Los tragaluces estaban siempre localizados en lugares estratégicos: sobre el fogón de la cocina, sobre la mesa del comedor o sobre las bañeras, donde la luz del sol iluminaba sin recato los cuerpos desnudos. En el Sagrado Corazón de La Concordia donde yo estudiaba, las monjas nos enseñaban que mirarse en el espejo sin ropas era pecado mortal y que la modestia era una parte esencial de ser una persona decente. Las niñas no debíamos darnos cuenta de lo que sucedía en nuestros cuerpos —las secreciones, protuberancias y nidos hirsutos de pelos que empezaban a poblarlos. Gracias a Emajaguas, siempre me reí de todo eso. Me encantaba pararme debajo del tragaluz de la bañera completamente desnuda y verme reflejada en el espejo biselado del tocador. Para cuando cumplí los doce años me sabía de memoria todos los secretos de mi cuerpo, y la vergüenza y el pecado no significaban nada para mí.
A los once años resolví el enigma de cómo llegábamos a este mundo. Una mañana María Concepción, una de mis compañeras de clase en el colegio, se me acercó muy agitada a la hora del recreo. “¡Acabo de descubrir de dónde vienen los bebés!” me susurró al oído. “No llegan de París en el pico de una cigüeña, ni en las alas de Jesusito como insisten las monjas”. Y procedió a explicarme con pelos y señales el proceso biológico de la cópula y el nacimiento. Un hombre y una mujer desnudos en una cama, besándose y acariciándose; el hombre le mete el pipí a la mujer por el hoyo número tres “¿Cuál hoyo, dices?” No tenía idea de que existiera un tercer hoyo. “¡Está entre el de cagar y el de mear, so tonta!” me susurró María Concepción al oído, metiéndome un pellizco. “Por ahí nace el bebé nueve meses más tarde.” Yo me escandalicé.
Eso fue un viernes, y esa misma tarde Mamá y yo salimos para Emajaguas, donde pasaríamos el fin de semana. En cuanto llegamos fui al cuarto de Clarissa a preguntarle si lo que María Concepción me había dicho era cierto. Mamá se estaba bañando, y yo toqué a la puerta. No cerró la regadera; por sobre el escándalo del agua me preguntó lo que quería del otro lado de la cortina de baño. Abrí la puerta con cautela y metí a medias la cabeza. Desde donde estaba parada podía ver la sombra de su cuerpo; estaba desnuda debajo del tragaluz, iluminada por un rectángulo de claridad intensa. Una nube de vapor salía por encima de la cortina.
“Mamá ¿es cierto que el hombre le mete el pipí a la mujer y la orina, y nueve meses después el bebé sale por un tercer hoyo que sólo tenemos las mujeres?” grité a todo pulmón. Se hizo un silencio absoluto, y el clamoreo de la regadera se volvió un estruendo. “Sí, es cierto”, me contestó Mamá. “Y por favor cierra la puerta porque me estoy enfriando”.
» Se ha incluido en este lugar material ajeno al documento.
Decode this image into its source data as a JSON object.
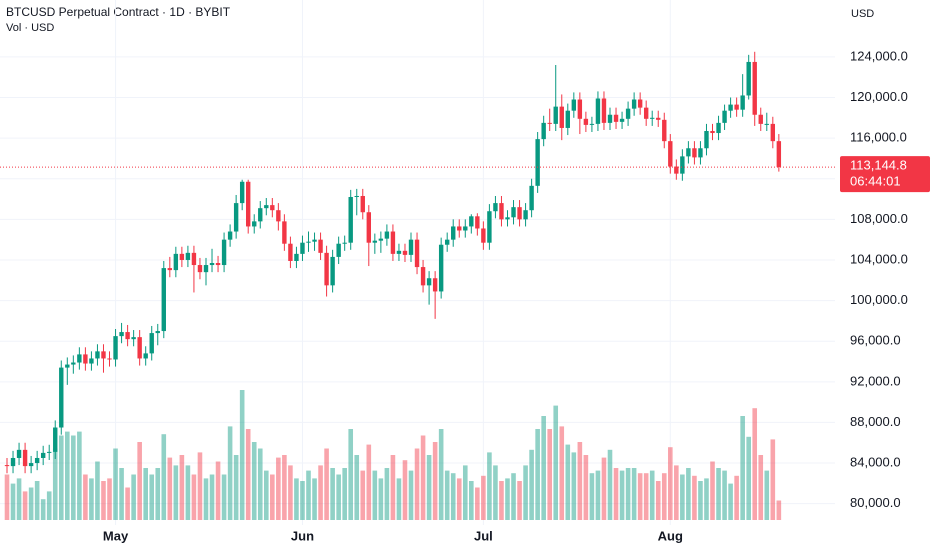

Algunos meses más tarde me bajó la regla por primera vez. Le mostré a Mamá las bragas manchadas de sangre y no me dijo ni palabra. Fue a su ropero, buscó una caja de Kotex y un cinturoncito de elástico rosado todavía envuelto en su sobrecito de celofán y me los dió. “Toma, ponte uno de estos. Y no te lo cambies demasiado pronto, para que la caja te rinda”. Y esa fue la última vez que Clarissa me habló del sexo, de los bebés y de otros misterios por el estilo.
El único lugar de Emajaguas donde no había tragaluz era el retrete. Uno se sentaba sobre la taza del inodoro en la oscuridad más completa. Cagar era una actividad antiestética, y por lo tanto había que llevarla a cabo en la penumbra más absoluta, oculta a los ojos del mundo y a los propios.